Sexy and appealing, Anne Hathaway and Jake Gyllenhaal benefit from a strong, erotic chemistry in “Love & Other Drugs,” and you root for them throughout, despite the major shortcomings of the film, which is unable to decide what is about, or what genre it belongs too.
Trailer: http://emanuellevy.com/videos/view.cfm?id=273.
Like others features of director Edward Zwick, who directed and co-wrote the scrip, “Love & Other Drugs” suffers from an identity crisis. Part a date movie, part schmaltzy melodrama (a weepie that would leave many viewers in tears), part critique of the corporate world, part satire of the medical establishment, but not satisfying on any of these levels, the movie begins extremely well before it takes a turn for the worse midway, from which it never recovers.
Hathaway plays Maggie, an alluring free spirit who won’t let anything, including a formidable physical challenge, tie her down. That is until she meets her kindred spirit in Jamie Randall, portrayed by Gyllenhaal, whose good looks and charisma had serve him well in his personal live with women, as well as in the professional milieu of the cutthroat world of pharmaceutical sales. Maggie and Jamie’s relationship takes them both by surprise, as they find themselves under the influence of the ultimately desirable drug: love.
While most relationships proceed from attraction to love to sex, this one goes the opposite direction, thus promising to tell an unconventional love story. Unfortunately, despite the new setting and the relatively unexplored professions of the protagonists, “Love & Other Drugs” quickly turns into something more predictable.
This is the second pairing of Gyllenhaal and Hathaway after “BrokebackMountain,” in which the latter played a supporting part. Here, both thespians are center-stage most of the time.
On paper, the characters seem more interestingly and richly delineated than is the case when you watch the actual movie. A charismatic underachiever, Jamie comes across as a guy who’s finally found his métier as a representative for Viagra, a drug that has just hit the market, launching many jokes (and even ridicule) when it becomes a pharmaceutical and goes one to become a pop cultural phenomenon. His match, Maggie, is a beautiful and talented artist.
Thematically, “Love & Other Drugs” bears resemblance to Zwick’s promising feature directorial debut, “About Last Night,” a critical and box-office hit. The former is to the present what the latter was for the zeitgeist of the 1980s.
In his new movie, Zwick aims to say something relevant about how sex and lust evolve into a deeper, more meaningful love between two individuals who go out of their way and are desperate not to go into a deeper, more profound bond with one another.
In its good moments, “Love & Other Drugs” explores realistically how physical attraction and then powerful love can—and do– defeat the couple’s “better” impulses to resist connecting. No matter how much they try to avoid it, Jamie and Maggie just can’t help but fall in love and surrender to something stronger than their intention.
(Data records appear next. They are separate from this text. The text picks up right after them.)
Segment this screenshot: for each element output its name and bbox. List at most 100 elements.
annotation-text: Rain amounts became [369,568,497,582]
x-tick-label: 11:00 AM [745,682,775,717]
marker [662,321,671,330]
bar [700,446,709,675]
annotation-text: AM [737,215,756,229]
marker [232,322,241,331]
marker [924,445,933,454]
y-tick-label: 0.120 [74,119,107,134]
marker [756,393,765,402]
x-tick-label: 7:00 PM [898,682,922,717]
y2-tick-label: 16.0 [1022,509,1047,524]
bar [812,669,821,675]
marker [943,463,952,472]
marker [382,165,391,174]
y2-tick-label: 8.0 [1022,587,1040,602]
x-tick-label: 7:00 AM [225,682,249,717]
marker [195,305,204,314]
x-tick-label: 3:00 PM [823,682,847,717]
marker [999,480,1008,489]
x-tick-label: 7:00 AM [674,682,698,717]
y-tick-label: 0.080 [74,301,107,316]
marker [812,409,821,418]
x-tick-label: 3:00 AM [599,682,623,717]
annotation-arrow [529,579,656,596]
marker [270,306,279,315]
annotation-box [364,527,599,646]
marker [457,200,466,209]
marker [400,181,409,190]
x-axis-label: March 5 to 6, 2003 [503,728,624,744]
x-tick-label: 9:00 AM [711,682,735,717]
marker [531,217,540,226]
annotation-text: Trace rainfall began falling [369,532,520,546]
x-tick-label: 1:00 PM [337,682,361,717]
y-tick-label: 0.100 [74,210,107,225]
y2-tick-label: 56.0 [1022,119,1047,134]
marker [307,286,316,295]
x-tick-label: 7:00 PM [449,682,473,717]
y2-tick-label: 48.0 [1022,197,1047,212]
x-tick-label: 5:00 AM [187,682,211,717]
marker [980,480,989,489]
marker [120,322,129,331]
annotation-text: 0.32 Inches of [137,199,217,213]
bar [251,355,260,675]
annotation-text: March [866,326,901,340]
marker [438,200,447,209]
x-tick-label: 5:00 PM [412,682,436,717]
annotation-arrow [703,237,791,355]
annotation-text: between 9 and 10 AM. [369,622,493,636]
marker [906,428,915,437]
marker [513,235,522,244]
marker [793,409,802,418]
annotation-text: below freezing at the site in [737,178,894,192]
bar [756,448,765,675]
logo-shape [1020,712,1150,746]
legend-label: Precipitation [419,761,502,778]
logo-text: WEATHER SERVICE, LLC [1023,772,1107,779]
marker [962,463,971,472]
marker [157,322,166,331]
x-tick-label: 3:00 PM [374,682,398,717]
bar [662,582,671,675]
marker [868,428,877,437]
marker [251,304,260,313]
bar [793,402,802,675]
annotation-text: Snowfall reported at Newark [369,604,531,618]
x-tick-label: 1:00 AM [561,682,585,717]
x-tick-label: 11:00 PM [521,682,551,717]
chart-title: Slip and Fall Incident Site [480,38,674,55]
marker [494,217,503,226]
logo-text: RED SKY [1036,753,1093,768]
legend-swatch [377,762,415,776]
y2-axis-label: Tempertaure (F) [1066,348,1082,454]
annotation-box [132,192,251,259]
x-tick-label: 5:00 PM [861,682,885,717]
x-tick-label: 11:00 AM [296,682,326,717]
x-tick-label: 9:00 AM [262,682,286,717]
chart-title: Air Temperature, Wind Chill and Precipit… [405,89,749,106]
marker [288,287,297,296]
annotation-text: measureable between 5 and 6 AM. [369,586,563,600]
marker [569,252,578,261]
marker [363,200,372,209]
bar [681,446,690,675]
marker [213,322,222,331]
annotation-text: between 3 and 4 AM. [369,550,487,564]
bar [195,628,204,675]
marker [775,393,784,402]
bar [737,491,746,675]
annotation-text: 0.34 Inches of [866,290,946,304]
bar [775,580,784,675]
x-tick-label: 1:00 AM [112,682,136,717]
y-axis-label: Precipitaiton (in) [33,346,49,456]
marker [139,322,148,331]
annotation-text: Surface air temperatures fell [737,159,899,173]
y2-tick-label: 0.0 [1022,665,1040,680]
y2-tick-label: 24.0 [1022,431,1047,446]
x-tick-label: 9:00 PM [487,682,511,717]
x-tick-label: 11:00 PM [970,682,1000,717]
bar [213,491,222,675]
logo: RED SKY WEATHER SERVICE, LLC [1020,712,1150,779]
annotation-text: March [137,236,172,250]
We get to see the comedic and more serious facets of love, the fun to spend time together (n and out of bed), fear to get emotionally involved, the initial (easier) temptation to run away from intimacy and caring, the hard work that it takes to cultivate and maintain it.
But, alas, there are not many good moments in the picture to sustain involvement. In its eagerness to please at all costs, “Love & Other Drugs” gets progressively weaker and more diffuse in its concerns.